On “Knockout Animals”
Today's New York Times gives us Adam Shriver's Op-Ed "Not Grass-Fed, But at Least Pain-Free," which presents its dilemma at the end:
If we cannot avoid factory farms altogether, the least we can do is eliminate the unpleasantness of pain in the animals that must live and die on them. It would be far better than doing nothing at all.
Some might consider this a false dilemma, as built into it is the presumption that "we cannot avoid factory farms altogether" when we easily can. It's a choice. Anyone can make it if they want to.
But let's say I have chosen to avoid factory farming, and in fact the consumption of animals entirely (to the extent that it's practical), while most people will make no such choice. Is it true that the least I can do is support the engineering of animals who experience less unpleasantness than they would have had they not been engineered that way?
Before you answer, here are some details to inform your decision:
- The first "knockout animals" were laboratory rats, whose anterior cingulate cortex have been damaged/blocked so that though they might still feel pain, they do not find it unpleasant. In other words, the perception of pain is affected. Now, any medication we take and surgical procedures we undergo also have a long line of breeding, enslavement, torture and killing of sentient nonhumans leading up to them, so objecting to "knockout animals" on those grounds is to stand on somewhat thin ice. My objection is: Why do such research when you don't need to? Why kill and maim and waste taxpayer dollars–or any dollars–on such things?
- Here's the part that either I'm misunderstanding, or makes one wonder what all of the buzz is about:
Because the sensory dimension of the animals’ pain would be preserved, they would still be able to recognize and avoid, when possible, situations where they might be bruised or otherwise injured.
Like when they're about to be, say, slaughtered?
This is where I'm confused. This proposed measure would take away some of the perception of pain, but what about the terror? What about all of the elements of being confined and enslaved and killed and watching others meet their untimely demises? What about boredom and frustration? What about being torn from your family? What about being raped?
Here's what I see: Once again, as with attempts to convince the public that animal farming could ever be humane, humans are desperate to provide alternatives to consuming animals that don't include not consuming animals. This reinforces the notion that you have to have some kind of superhuman degree of willpower to decide not to kill anyone or have anyone killed for you (if it's not necessary).
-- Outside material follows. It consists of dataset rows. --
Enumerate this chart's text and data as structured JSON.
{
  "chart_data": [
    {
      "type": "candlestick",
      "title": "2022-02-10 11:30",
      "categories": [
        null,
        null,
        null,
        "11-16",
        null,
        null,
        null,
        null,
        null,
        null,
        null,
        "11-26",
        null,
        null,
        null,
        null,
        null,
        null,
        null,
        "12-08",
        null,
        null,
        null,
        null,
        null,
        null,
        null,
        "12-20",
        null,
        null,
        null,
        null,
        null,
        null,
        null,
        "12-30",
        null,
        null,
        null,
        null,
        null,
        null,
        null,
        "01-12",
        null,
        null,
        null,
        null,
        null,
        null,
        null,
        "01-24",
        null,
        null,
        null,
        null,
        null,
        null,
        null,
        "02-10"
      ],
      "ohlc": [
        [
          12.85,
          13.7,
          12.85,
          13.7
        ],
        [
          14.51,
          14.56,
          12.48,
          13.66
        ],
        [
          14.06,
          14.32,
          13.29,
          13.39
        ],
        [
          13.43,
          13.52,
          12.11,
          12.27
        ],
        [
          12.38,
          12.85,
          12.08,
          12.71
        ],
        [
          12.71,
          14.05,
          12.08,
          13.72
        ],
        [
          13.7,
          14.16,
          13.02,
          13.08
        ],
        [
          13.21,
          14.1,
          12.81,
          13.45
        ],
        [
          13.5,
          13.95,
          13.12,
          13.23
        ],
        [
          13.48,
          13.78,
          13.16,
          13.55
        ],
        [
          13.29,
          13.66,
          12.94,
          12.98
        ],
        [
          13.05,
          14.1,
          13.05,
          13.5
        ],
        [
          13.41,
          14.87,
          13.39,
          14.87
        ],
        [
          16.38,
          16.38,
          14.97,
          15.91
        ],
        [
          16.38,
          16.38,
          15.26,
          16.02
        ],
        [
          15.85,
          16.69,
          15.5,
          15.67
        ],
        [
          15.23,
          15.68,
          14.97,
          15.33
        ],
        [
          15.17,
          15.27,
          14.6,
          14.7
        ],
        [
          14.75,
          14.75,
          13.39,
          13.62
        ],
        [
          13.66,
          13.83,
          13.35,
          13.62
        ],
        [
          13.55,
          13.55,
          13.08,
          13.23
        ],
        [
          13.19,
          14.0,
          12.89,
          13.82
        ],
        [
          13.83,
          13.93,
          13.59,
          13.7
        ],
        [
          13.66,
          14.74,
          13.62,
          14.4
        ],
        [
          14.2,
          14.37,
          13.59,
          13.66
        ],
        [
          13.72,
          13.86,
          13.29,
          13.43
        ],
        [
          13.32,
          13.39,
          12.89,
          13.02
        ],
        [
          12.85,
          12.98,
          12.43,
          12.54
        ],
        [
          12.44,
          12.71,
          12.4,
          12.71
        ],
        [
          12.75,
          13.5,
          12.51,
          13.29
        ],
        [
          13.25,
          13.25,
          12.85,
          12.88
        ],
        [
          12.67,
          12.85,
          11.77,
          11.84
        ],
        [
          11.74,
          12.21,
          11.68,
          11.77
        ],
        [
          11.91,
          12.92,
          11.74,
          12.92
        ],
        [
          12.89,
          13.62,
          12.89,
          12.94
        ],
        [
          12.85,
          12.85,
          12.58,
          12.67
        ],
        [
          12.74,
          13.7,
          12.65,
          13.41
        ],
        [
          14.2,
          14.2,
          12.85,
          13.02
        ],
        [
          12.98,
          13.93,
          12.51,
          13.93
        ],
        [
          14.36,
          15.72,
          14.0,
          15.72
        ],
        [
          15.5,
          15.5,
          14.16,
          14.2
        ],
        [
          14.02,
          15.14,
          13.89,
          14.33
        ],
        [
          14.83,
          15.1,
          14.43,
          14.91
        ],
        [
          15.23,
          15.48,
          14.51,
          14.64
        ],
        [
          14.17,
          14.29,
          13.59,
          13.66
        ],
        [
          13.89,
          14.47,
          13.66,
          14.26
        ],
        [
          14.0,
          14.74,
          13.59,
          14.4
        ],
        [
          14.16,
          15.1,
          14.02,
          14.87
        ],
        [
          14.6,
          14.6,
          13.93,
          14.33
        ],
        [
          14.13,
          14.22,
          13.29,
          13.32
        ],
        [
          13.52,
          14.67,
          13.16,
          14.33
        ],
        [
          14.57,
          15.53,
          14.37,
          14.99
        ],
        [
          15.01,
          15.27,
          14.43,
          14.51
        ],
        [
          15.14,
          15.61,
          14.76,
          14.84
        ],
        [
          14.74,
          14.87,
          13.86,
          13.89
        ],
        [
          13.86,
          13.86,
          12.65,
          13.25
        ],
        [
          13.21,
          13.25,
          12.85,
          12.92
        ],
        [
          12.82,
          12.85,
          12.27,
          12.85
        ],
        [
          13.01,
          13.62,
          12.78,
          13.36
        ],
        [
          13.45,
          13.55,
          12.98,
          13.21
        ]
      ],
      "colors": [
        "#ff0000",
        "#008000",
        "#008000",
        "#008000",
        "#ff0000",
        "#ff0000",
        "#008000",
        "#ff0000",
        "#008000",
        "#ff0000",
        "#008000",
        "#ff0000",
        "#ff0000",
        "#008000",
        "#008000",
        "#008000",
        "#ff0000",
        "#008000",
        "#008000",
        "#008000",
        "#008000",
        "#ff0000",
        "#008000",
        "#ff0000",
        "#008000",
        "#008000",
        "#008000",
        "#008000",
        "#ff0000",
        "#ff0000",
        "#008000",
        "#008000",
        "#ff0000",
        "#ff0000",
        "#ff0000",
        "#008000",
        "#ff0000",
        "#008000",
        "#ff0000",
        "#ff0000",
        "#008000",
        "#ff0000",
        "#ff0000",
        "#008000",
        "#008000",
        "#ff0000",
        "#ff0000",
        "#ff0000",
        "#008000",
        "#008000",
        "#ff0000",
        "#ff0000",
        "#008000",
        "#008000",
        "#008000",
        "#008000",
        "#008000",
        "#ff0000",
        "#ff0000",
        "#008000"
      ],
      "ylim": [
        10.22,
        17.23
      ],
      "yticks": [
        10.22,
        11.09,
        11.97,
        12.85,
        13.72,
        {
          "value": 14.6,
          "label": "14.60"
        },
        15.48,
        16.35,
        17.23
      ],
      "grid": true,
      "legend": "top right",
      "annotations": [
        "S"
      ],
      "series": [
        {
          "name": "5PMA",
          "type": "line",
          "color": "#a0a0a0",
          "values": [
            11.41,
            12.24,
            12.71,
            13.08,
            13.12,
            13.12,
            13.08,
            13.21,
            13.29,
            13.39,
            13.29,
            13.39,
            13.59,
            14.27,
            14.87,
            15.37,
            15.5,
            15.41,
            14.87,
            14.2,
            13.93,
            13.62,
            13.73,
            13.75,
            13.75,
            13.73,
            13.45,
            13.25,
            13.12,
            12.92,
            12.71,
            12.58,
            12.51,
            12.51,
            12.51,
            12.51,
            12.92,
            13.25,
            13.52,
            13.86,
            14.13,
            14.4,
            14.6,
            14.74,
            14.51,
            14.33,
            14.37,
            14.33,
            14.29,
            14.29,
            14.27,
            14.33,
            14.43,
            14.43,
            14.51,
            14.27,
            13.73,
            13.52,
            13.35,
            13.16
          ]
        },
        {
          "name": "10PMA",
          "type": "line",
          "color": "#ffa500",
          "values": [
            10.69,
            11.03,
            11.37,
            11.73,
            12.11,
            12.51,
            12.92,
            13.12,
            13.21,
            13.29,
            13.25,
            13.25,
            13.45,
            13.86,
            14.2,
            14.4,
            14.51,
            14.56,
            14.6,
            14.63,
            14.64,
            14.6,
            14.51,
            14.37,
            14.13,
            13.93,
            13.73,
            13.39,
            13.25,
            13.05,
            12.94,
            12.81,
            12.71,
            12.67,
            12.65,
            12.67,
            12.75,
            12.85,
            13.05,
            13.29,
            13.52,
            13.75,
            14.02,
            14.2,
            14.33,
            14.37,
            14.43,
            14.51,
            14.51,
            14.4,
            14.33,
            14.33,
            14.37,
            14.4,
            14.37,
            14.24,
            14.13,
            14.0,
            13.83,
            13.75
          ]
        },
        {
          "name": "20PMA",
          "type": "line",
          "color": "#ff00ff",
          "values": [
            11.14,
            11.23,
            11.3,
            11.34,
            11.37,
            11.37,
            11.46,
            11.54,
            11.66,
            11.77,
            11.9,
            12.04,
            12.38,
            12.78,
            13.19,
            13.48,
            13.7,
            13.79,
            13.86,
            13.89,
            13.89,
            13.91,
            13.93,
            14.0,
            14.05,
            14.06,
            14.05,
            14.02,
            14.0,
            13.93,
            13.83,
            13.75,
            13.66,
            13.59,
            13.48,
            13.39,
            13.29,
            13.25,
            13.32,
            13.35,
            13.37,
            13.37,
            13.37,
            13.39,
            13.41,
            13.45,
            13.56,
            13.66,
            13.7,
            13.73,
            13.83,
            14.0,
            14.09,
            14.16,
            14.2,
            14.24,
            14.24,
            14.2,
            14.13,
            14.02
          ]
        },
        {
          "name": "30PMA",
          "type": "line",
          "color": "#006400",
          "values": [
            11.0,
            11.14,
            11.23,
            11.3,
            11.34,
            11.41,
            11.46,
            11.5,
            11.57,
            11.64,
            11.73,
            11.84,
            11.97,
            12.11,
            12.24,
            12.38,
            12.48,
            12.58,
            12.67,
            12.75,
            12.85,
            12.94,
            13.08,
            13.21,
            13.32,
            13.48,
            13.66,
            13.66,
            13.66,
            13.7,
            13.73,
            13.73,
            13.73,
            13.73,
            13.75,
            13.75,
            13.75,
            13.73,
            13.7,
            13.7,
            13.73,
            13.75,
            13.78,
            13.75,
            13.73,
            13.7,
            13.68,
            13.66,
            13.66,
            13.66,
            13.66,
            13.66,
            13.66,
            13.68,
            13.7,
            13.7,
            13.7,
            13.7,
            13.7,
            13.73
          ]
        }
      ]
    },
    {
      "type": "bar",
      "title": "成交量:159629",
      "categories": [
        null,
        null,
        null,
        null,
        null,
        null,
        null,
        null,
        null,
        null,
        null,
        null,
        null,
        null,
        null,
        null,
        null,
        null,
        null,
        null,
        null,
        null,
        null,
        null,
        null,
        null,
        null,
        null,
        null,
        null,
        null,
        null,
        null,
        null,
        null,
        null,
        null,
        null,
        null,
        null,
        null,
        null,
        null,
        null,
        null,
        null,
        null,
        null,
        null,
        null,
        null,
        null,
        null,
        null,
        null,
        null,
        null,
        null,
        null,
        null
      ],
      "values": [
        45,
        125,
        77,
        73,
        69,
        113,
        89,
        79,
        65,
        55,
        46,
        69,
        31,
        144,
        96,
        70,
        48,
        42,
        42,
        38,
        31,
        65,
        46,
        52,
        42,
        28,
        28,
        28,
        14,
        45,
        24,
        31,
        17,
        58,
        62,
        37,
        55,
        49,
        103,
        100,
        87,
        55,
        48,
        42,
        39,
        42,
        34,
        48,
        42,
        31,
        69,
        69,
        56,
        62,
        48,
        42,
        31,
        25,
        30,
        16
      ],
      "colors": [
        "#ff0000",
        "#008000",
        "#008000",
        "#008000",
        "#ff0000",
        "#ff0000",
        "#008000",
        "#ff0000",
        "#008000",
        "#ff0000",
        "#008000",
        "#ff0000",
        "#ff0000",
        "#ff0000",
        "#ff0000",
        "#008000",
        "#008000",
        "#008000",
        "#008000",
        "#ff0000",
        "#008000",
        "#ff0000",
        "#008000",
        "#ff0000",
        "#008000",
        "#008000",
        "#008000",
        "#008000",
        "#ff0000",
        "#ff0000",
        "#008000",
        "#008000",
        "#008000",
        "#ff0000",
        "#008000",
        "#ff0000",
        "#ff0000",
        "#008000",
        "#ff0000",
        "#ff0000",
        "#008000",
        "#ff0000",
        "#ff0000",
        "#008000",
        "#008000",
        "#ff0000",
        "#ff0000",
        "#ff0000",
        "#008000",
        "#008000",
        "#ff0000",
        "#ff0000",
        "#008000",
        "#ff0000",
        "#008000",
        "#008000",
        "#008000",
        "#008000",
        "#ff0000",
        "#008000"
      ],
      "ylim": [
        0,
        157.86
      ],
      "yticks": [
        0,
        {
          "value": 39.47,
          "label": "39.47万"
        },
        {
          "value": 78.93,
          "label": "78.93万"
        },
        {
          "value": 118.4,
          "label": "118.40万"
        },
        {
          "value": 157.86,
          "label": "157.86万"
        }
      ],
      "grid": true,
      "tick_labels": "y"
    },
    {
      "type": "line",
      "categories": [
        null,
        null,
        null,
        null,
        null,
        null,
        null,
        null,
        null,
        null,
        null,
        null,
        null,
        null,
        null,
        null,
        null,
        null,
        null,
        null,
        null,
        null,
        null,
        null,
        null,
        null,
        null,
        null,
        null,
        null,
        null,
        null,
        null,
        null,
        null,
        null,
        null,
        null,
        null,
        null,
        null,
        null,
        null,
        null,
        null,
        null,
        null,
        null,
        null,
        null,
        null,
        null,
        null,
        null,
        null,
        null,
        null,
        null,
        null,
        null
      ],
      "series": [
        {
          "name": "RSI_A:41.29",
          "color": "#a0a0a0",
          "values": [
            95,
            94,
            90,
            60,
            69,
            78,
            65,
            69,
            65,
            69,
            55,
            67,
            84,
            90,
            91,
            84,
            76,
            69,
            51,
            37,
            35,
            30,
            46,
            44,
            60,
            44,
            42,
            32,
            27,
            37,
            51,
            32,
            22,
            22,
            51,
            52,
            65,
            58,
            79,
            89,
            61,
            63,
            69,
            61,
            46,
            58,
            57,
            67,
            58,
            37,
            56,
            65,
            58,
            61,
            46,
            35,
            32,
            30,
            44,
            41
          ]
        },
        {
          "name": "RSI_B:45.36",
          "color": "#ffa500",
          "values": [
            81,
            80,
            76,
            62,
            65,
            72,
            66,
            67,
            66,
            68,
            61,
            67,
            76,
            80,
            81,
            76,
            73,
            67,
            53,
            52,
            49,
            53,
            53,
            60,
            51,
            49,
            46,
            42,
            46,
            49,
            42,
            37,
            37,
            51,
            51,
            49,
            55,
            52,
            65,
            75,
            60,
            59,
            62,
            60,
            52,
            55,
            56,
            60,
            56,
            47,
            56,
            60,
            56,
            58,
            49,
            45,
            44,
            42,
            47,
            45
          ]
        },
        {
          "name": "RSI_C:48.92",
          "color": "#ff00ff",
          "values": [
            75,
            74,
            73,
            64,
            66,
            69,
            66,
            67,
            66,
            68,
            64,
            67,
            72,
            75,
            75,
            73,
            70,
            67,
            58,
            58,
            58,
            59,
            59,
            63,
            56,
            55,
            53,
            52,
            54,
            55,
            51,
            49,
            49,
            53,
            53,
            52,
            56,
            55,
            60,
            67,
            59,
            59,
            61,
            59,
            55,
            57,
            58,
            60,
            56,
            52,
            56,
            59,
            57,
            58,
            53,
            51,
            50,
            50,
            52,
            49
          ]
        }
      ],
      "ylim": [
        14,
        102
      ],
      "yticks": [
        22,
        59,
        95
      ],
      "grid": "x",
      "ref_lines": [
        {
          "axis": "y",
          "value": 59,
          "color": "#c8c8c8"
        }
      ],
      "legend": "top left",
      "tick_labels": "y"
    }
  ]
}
I don't think that people who are going to eat animals no matter what care what degree of pain the animals are feeling because they're currently feeling more pain than any of us can imagine and those people are still eating them.
Not to mention the reality that there is so much more involved in being bred for slaughter than pain, and none of that is addressed. And of course, the reality that all of this involves using sentient nonhumans when that's unnecessary isn't even considered.
If a person cares about what "livestock" experience on their way to becoming "meat," there is one easy, inexpensive action that person can take to make certain s/he is not a party to the various kinds and levels of suffering and injustice the animals experience. That action is to opt out and go vegan.